Where do we go next?

We believe the principles behind the 2030 Vision can help establish a new type of long-term archive that can enable all use cases and provide more resiliency, security and accountability, while reducing the time to access media and making archive management more efficient and less prone to error.

In subsequent parts of this blog series we’ll introduce key components in our approach to the 2030 Archive and then 2030 Archive Principles for those that want to actually create systems and processes to support this new approach.

Stay Tuned…

[1] We define cloud as any internet connected compute/storage infrastructure, which can include public cloud, private cloud, or a hybrid of them both. In fact, we expect, and design for, scenarios where assets are distributed amongst multiple clouds even though they can present logically as one “cloud.”

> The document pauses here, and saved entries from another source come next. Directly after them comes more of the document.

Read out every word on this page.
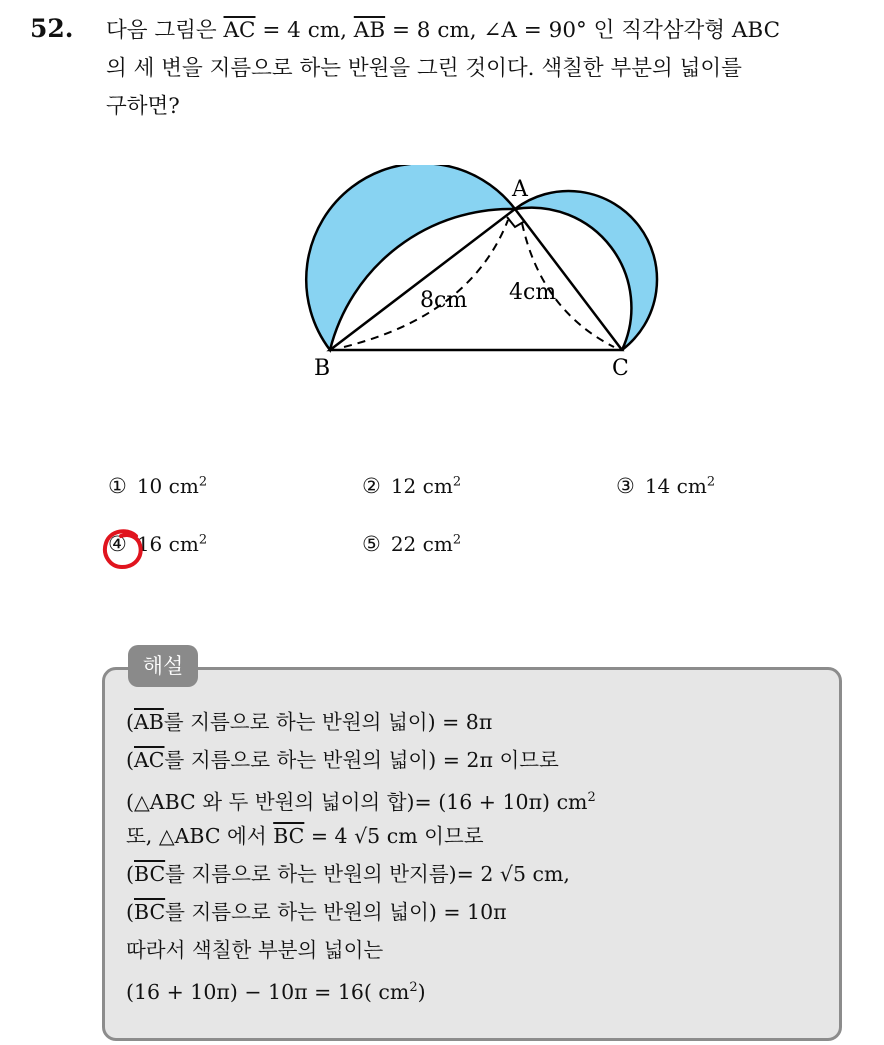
52. 다음 그림은 $\overline{AC} = 4$ cm, $\overline{AB} = 8$ cm, ∠A = 90° 인 직각삼각형 ABC
의 세 변을 지름으로 하는 반원을 그린 것이다. 색칠한 부분의 넓이를
구하면?
A
B	C
8cm 4cm
① 10 $cm^2$	② 12 $cm^2$	③ 14 $cm^2$
④ 16 $cm^2$	⑤ 22 $cm^2$
해설
($\overline{AB}$를 지름으로 하는 반원의 넓이) = 8π
($\overline{AC}$를 지름으로 하는 반원의 넓이) = 2π 이므로
(△ABC 와 두 반원의 넓이의 합)= (16 + 10π) $cm^2$
또, △ABC 에서 $\overline{BC} = 4$ √5 cm 이므로
($\overline{BC}$를 지름으로 하는 반원의 반지름)= 2 √5 cm,
($\overline{BC}$를 지름으로 하는 반원의 넓이) = 10π
따라서 색칠한 부분의 넓이는
(16 + 10π) − 10π = 16( $cm^2$)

[2] Film has, after all, been used for the first 100 years of cinema and will continue to be as a physical archive into the future. Because it can be read back by simply applying light, film is also a great example of a simple and interoperable physical format. Even though an individual copy will degrade over time it can be duplicated, restored and many films have been remastered many times as new technologies have emerged (eg. 4K HDR). Initially film was just a distribution medium and was discarded but as studios built vaults for it and processes around it, film became this archival medium. We need to take the same care now to create this interoperable ecosystem about cloud based archives.

[3] See the MovieLabs Showcase, Marvel Studios Cinematic Universe Editorial Library, for a great example of how self-serve access to the archive enables creatives to access content that used to take days or weeks to source.

[4] MovieLabs preliminary research is indicating that a robust ontology would be useful for AI based learning models to extract and tag more precisely.